Nia lauschte gespannt. Der Entfernung der Stimmen nach zu urteilen befanden sich die beiden vor Hyllas Verlies.
,,Aber warum habt ihr mich hier her gebracht?" fragte der Junge unsicher.
,,Du hast jetzt die einmalige Gelegenheit mich stolz zu machen, mein Sohn!"
Nia hörte wie die Tür zu Hyllas Verließ geöffnet wurde. Neugierig spitzte sie die Ohren um vielleicht etwas mit zu bekommen. Sie hörte wie der Junge etwas unverständliches murmelte, als sie plötzlich hörte wie Hylla zu schreien begann. Geschockt und besorgt um ihre Schwester schrie Nia mit, in der Hoffnung, dass diese grausamen Leute aufhören würden.
Sie schrie so lange weiter bis ihr Gesicht von Tränen durchweicht war. Sie merkte erst dass Hylla zu schreien aufgehört hatte als ihre eigene Verließtür geöffnet wurde... als sie sah wer im Türrahmen stand blieb ihr der Atem weg.

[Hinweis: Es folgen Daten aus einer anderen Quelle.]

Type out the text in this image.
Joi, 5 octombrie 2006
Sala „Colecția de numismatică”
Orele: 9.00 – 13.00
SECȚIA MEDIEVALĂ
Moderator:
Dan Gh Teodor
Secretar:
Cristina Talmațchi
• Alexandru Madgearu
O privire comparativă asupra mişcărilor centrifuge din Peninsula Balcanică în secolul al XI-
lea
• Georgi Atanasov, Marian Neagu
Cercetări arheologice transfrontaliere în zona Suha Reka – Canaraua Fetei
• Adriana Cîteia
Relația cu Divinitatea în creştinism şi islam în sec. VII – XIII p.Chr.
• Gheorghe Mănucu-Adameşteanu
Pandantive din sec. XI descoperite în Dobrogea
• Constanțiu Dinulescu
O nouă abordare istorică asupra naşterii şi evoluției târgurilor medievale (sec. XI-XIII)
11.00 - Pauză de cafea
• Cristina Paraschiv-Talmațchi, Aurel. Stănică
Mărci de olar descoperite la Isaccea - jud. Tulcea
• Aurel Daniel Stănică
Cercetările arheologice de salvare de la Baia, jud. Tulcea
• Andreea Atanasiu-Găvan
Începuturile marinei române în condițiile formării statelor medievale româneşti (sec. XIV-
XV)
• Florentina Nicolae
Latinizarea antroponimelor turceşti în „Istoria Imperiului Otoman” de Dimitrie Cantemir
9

Schwarzes Haar, junge Gesichtszüge und sturmgraue Augen, die jedoch dieses Mal voller Reue funkelten... Und dieses Mal ohne Hogwarts-Robe und Slytherin Abzeichen...
,,Regulus..."murmelte Nia erschüttert.
Regulus zitterte am ganzen Körper, als er Nia erblickte, die vor ihm am Verliesboden kauerte. Dennoch richtete er seinen Zauberstab auf das Mädchen und sprach jedoch mit erstickter Stimme...
,,Crucio!"
Das letzte was Nia noch sah waren der garstige Blick von Walburga und wie Regulus den Kopf von ihr abwandte, um ihre Leiden nicht mit anzusehen, bevor sie wieder vor Qualen zu schreien begann...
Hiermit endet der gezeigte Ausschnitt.